Ces tests, menés auprès de patients atteints de cette maladie au stade 2, seront étendus prochainement en République centrafricaine.

Les tests concernent l’efficacité et la tolérance de ce traitement, des comprimés de fexinidazole, administré une fois par jour pendant 10 jours.

La maladie du sommeil, ou trypanosomiase humaine africaine (THA), est transmise par la piqûre de la mouche tsé-tsé. Elle est mortelle au stade avancé si elle n’est pas traitée.

Cette maladie sévit dans 36 pays d’Afrique sub-saharienne.

Près d’un quart des patients sont des enfants de moins de 15 ans et la majorité des cas signalés en Afrique surviennent en RDC.

Si les tests sont concluants, le fexinidazole sera le premier médicament administré par voie orale utilisé à la fois pour les stades 1 et 2 de la THA. Il permettra alors d’éviter des procédures de dépistage et de traitement lourdes, nécessitant des ponctions lombaires systématiques chez chaque patient diagnostiqué afin de déterminer le stade de la maladie et ainsi choisir le traitement approprié.

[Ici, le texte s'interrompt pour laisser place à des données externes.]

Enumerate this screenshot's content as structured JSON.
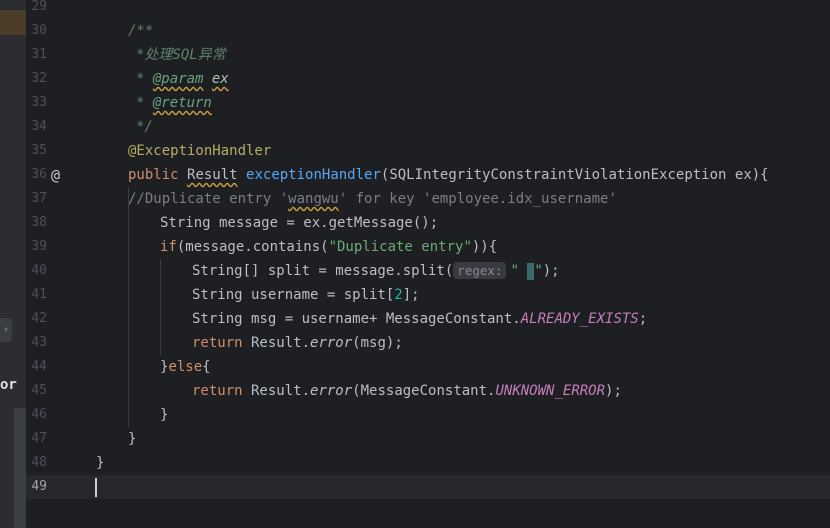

L’étude est menée par DNDi en collaboration avec l’Institut tropical et de Santé publique suisse (Swiss TPH), le Programme national de lutte contre la trypanosomiase humaine (PNLTHA) de la République Démocratique du Congo et de la République centrafricaine, et Médecins Sans Frontières (MSF).

Le médicament est développé conjointement par le groupe pharmaceutique français Sanofi et DNDi.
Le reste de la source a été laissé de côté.